I understand from experience that Master-Detail deletion triggers do not cascade. For example if I delete my Account the Contact deletion triggers don't fire.

Having devoured the first and second editions of the outstanding book Advanced Apex by Dan Appleman, there's one point in the chapter on triggers I'm looking to clarify:

Delete triggers typically do not fire on cascade deletes. If you need to detect deletion of the child objects, you must create a before-delete trigger on the parent object and perform your desired operation on the child objects at that time (be sure to design this carefully – there may be a large number of child objects).

So if I had a trigger like this on Contact:

trigger ContactBeforeDelete on Contact (before delete) {
    ContactNotifier.alertDeletedContacts(Trigger.old);
}

The book encourages creating one likewise on Account:

trigger AccountBeforeDelete on Account (before delete) {
    List<Contact> contacts = [SELECT Id FROM Contact WHERE AccountId = :id];
    ContactNotifier.alertDeletedContacts(contacts);
}

But to me, the obvious solution would be to cascade the deletion, not the business logic:

trigger AccountBeforeDelete on Account (before delete) {
    List<Contact> contacts = [SELECT Id FROM Contact WHERE AccountId = :id];
    delete contacts;
}

The child triggers will take care of the logic.
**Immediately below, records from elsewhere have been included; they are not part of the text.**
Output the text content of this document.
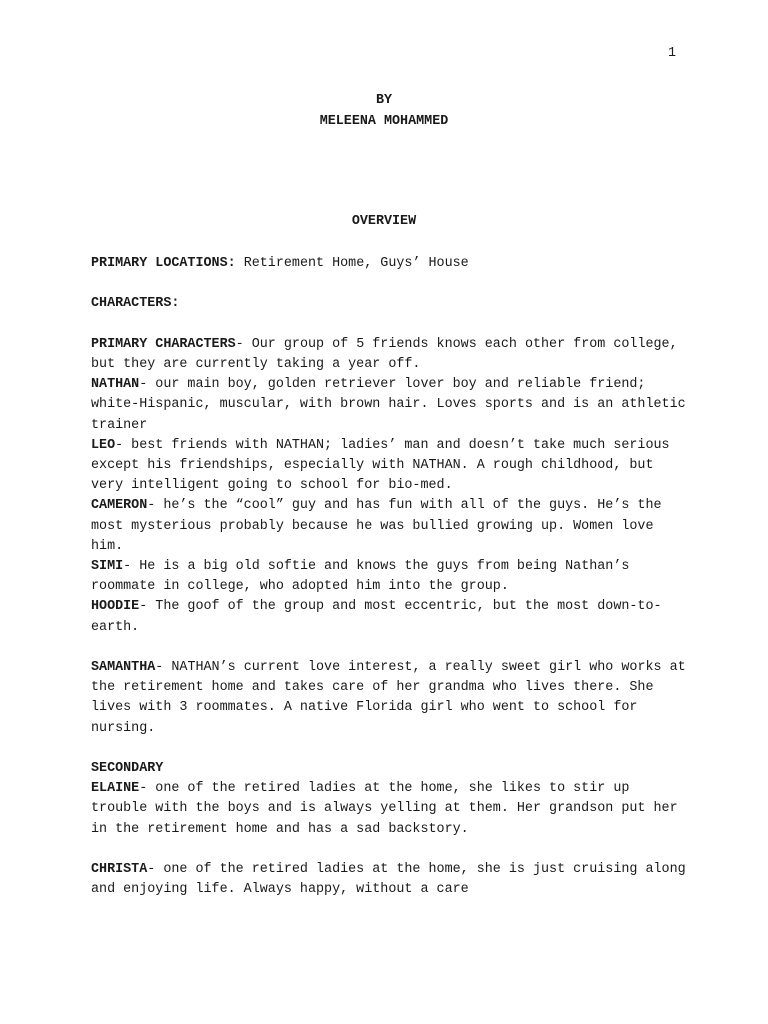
1
BY
MELEENA MOHAMMED
OVERVIEW

PRIMARY LOCATIONS: Retirement Home, Guys’ House

CHARACTERS:

PRIMARY CHARACTERS- Our group of 5 friends knows each other from college, but they are currently taking a year off.

NATHAN- our main boy, golden retriever lover boy and reliable friend; white-Hispanic, muscular, with brown hair. Loves sports and is an athletic trainer

LEO- best friends with NATHAN; ladies’ man and doesn’t take much serious except his friendships, especially with NATHAN. A rough childhood, but very intelligent going to school for bio-med.

CAMERON- he’s the “cool” guy and has fun with all of the guys. He’s the most mysterious probably because he was bullied growing up. Women love him.

SIMI- He is a big old softie and knows the guys from being Nathan’s roommate in college, who adopted him into the group.

HOODIE- The goof of the group and most eccentric, but the most down-to-earth.

SAMANTHA- NATHAN’s current love interest, a really sweet girl who works at the retirement home and takes care of her grandma who lives there. She lives with 3 roommates. A native Florida girl who went to school for nursing.

SECONDARY

ELAINE- one of the retired ladies at the home, she likes to stir up trouble with the boys and is always yelling at them. Her grandson put her in the retirement home and has a sad backstory.

CHRISTA- one of the retired ladies at the home, she is just cruising along and enjoying life. Always happy, without a care
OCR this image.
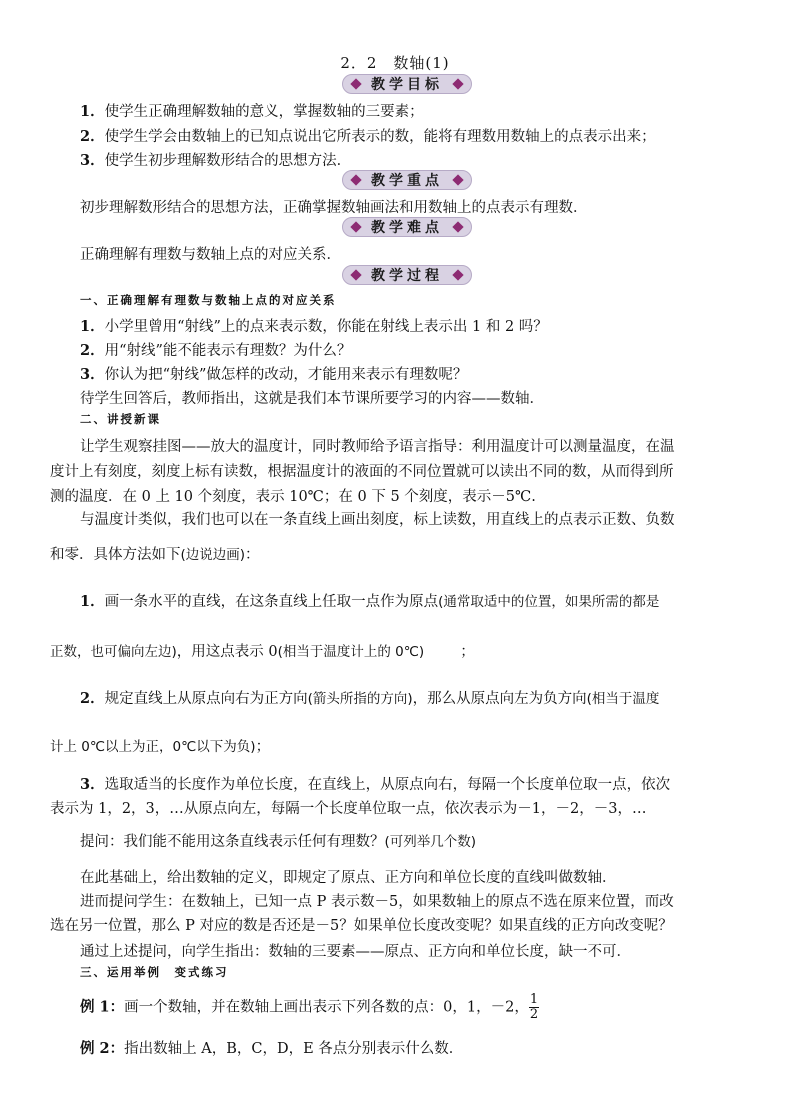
2．2　数轴(1)
教学目标
1．使学生正确理解数轴的意义，掌握数轴的三要素；
2．使学生学会由数轴上的已知点说出它所表示的数，能将有理数用数轴上的点表示出来；
3．使学生初步理解数形结合的思想方法．
教学重点
初步理解数形结合的思想方法，正确掌握数轴画法和用数轴上的点表示有理数．
教学难点
正确理解有理数与数轴上点的对应关系．
教学过程
一、正确理解有理数与数轴上点的对应关系
1．小学里曾用“射线”上的点来表示数，你能在射线上表示出 1 和 2 吗？
2．用“射线”能不能表示有理数？为什么？
3．你认为把“射线”做怎样的改动，才能用来表示有理数呢？
待学生回答后，教师指出，这就是我们本节课所要学习的内容——数轴．
二、讲授新课
让学生观察挂图——放大的温度计，同时教师给予语言指导：利用温度计可以测量温度，在温
度计上有刻度，刻度上标有读数，根据温度计的液面的不同位置就可以读出不同的数，从而得到所
测的温度．在 0 上 10 个刻度，表示 10℃；在 0 下 5 个刻度，表示－5℃.
与温度计类似，我们也可以在一条直线上画出刻度，标上读数，用直线上的点表示正数、负数
和零．具体方法如下(边说边画)：
1．画一条水平的直线，在这条直线上任取一点作为原点(通常取适中的位置，如果所需的都是
正数，也可偏向左边)，用这点表示 0(相当于温度计上的 0℃) ；
2．规定直线上从原点向右为正方向(箭头所指的方向)，那么从原点向左为负方向(相当于温度
计上 0℃以上为正，0℃以下为负)；
3．选取适当的长度作为单位长度，在直线上，从原点向右，每隔一个长度单位取一点，依次
表示为 1，2，3，…从原点向左，每隔一个长度单位取一点，依次表示为－1，－2，－3，…
提问：我们能不能用这条直线表示任何有理数？(可列举几个数)
在此基础上，给出数轴的定义，即规定了原点、正方向和单位长度的直线叫做数轴．
进而提问学生：在数轴上，已知一点 P 表示数－5，如果数轴上的原点不选在原来位置，而改
选在另一位置，那么 P 对应的数是否还是－5？如果单位长度改变呢？如果直线的正方向改变呢？
通过上述提问，向学生指出：数轴的三要素——原点、正方向和单位长度，缺一不可．
三、运用举例　变式练习
例 1：画一个数轴，并在数轴上画出表示下列各数的点：0，1，－2， $\frac{1}{2}$
例 2：指出数轴上 A，B，C，D，E 各点分别表示什么数．
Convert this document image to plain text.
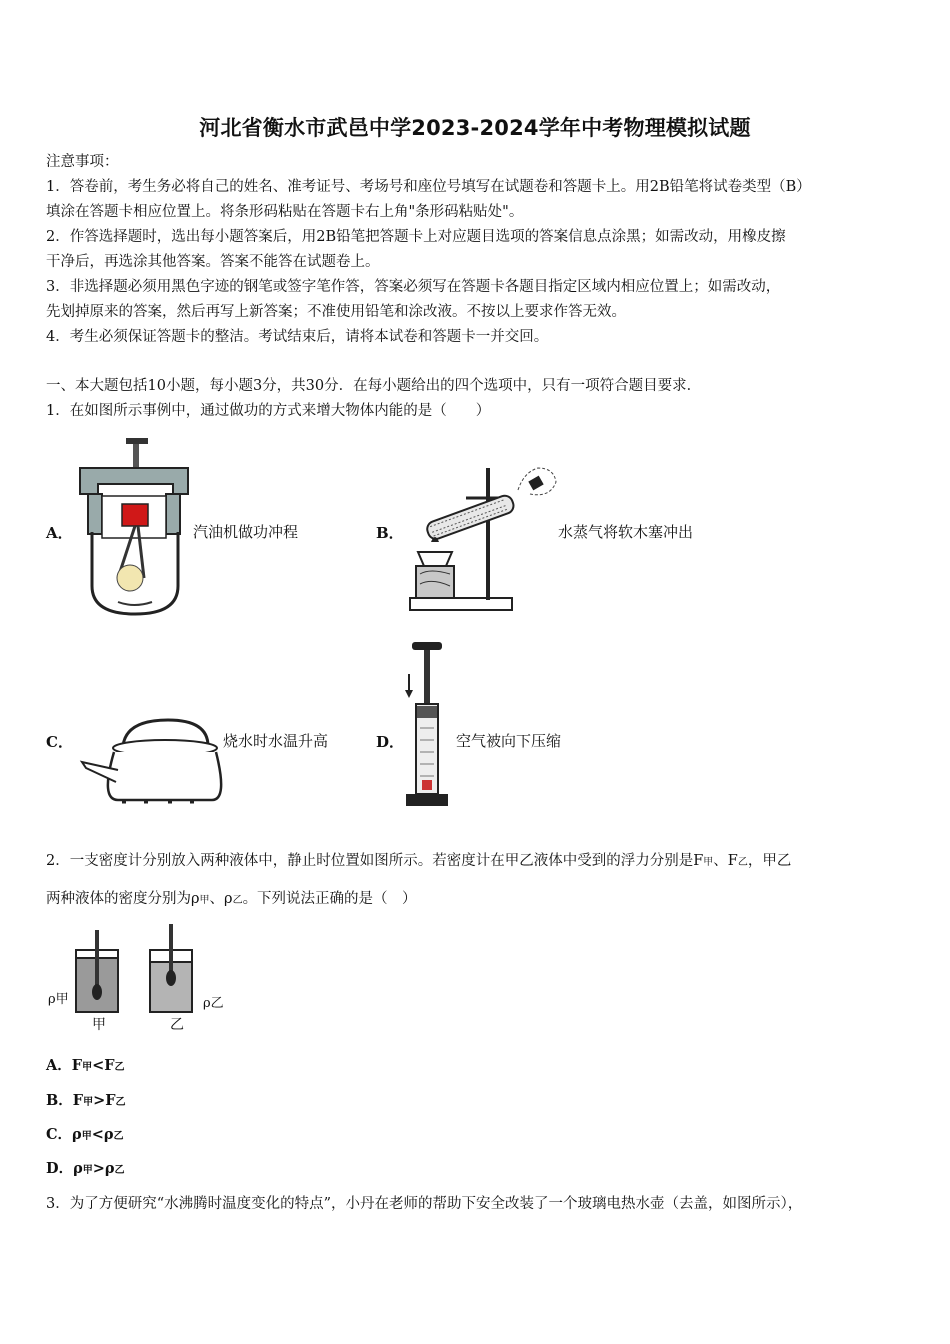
河北省衡水市武邑中学2023-2024学年中考物理模拟试题
注意事项：
1．答卷前，考生务必将自己的姓名、准考证号、考场号和座位号填写在试题卷和答题卡上。用2B铅笔将试卷类型（B）
填涂在答题卡相应位置上。将条形码粘贴在答题卡右上角"条形码粘贴处"。
2．作答选择题时，选出每小题答案后，用2B铅笔把答题卡上对应题目选项的答案信息点涂黑；如需改动，用橡皮擦
干净后，再选涂其他答案。答案不能答在试题卷上。
3．非选择题必须用黑色字迹的钢笔或签字笔作答，答案必须写在答题卡各题目指定区域内相应位置上；如需改动，
先划掉原来的答案，然后再写上新答案；不准使用铅笔和涂改液。不按以上要求作答无效。
4．考生必须保证答题卡的整洁。考试结束后，请将本试卷和答题卡一并交回。
一、本大题包括10小题，每小题3分，共30分．在每小题给出的四个选项中，只有一项符合题目要求．
1．在如图所示事例中，通过做功的方式来增大物体内能的是（　　）
A．	汽油机做功冲程	B．	水蒸气将软木塞冲出
C．	烧水时水温升高	D．	空气被向下压缩
2．一支密度计分别放入两种液体中，静止时位置如图所示。若密度计在甲乙液体中受到的浮力分别是F甲、F乙，甲乙
两种液体的密度分别为ρ甲、ρ乙。下列说法正确的是（　）
ρ甲	ρ乙
甲	乙
A．F甲<F乙
B．F甲>F乙
C．ρ甲<ρ乙
D．ρ甲>ρ乙
3．为了方便研究“水沸腾时温度变化的特点”，小丹在老师的帮助下安全改装了一个玻璃电热水壶（去盖，如图所示），
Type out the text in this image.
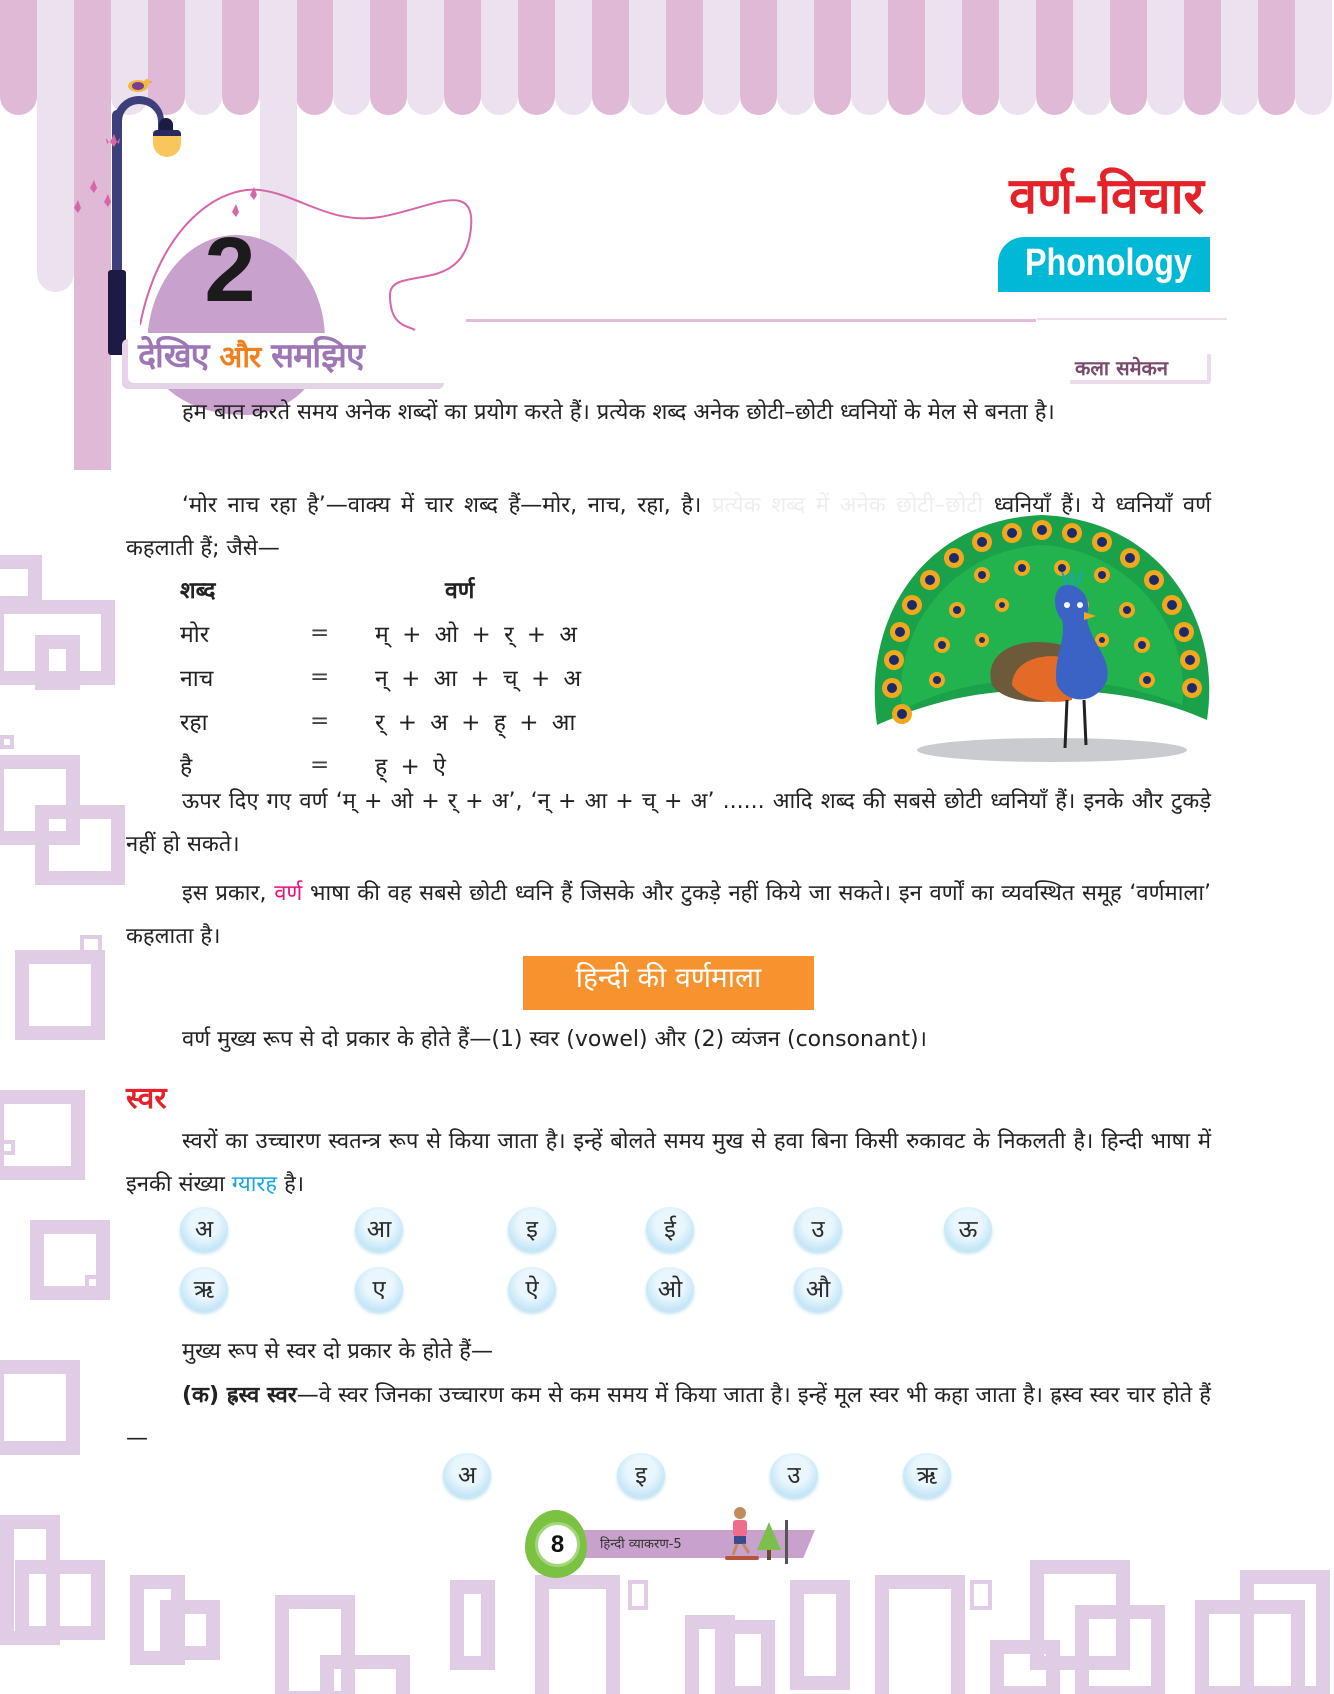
2
देखिए और समझिए
वर्ण–विचार
Phonology
कला समेकन
हम बात करते समय अनेक शब्दों का प्रयोग करते हैं। प्रत्येक शब्द अनेक छोटी–छोटी ध्वनियों के मेल से बनता है।
‘मोर नाच रहा है’—वाक्य में चार शब्द हैं—मोर, नाच, रहा, है। प्रत्येक शब्द में अनेक छोटी–छोटी ध्वनियाँ हैं। ये ध्वनियाँ वर्ण कहलाती हैं; जैसे—
शब्द	वर्ण
मोर	=	म् + ओ + र् + अ
नाच	=	न् + आ + च् + अ
रहा	=	र् + अ + ह् + आ
है	=	ह् + ऐ
ऊपर दिए गए वर्ण ‘म् + ओ + र् + अ’, ‘न् + आ + च् + अ’ ...... आदि शब्द की सबसे छोटी ध्वनियाँ हैं। इनके और टुकड़े नहीं हो सकते।
इस प्रकार, वर्ण भाषा की वह सबसे छोटी ध्वनि हैं जिसके और टुकड़े नहीं किये जा सकते। इन वर्णों का व्यवस्थित समूह ‘वर्णमाला’ कहलाता है।
हिन्दी की वर्णमाला
वर्ण मुख्य रूप से दो प्रकार के होते हैं—(1) स्वर (vowel) और (2) व्यंजन (consonant)।
स्वर
स्वरों का उच्चारण स्वतन्त्र रूप से किया जाता है। इन्हें बोलते समय मुख से हवा बिना किसी रुकावट के निकलती है। हिन्दी भाषा में इनकी संख्या ग्यारह है।
अ	आ	इ	ई	उ	ऊ
ऋ	ए	ऐ	ओ	औ
मुख्य रूप से स्वर दो प्रकार के होते हैं—
(क) ह्रस्व स्वर—वे स्वर जिनका उच्चारण कम से कम समय में किया जाता है। इन्हें मूल स्वर भी कहा जाता है। ह्रस्व स्वर चार होते हैं—
अ	इ	उ	ऋ
8	हिन्दी व्याकरण-5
Copying the invocation around isn't DRY. So why 'perform the desired operation on the child objects' instead of just cascading the delete? Is there some catch?

Best Answer

One of the issues with an explicitly delete of all the child records is that there may simply be too many of them. I've seen instances where a master object has more than 10,000 detail records, and if you're doing a mass delete of parents with high numbers of children that would eat through your DML rows limit very quickly.

While it's conceptually simpler to cascade the deletion I'd think carefully about expected volumes before doing so. Dan's pattern only cascades side effects of the deletion as needed.

It boils down to developer productivity vs efficient code, and every environment has different factors impacting which way that decision should go.

Edit: You'd also have to be wary of any developers taking advantage of the fact that cascade deletion doesn't invoke delete triggers and assuming that all delete operations on child records are explicit in their triggers. In a complex org that's a headache to check for.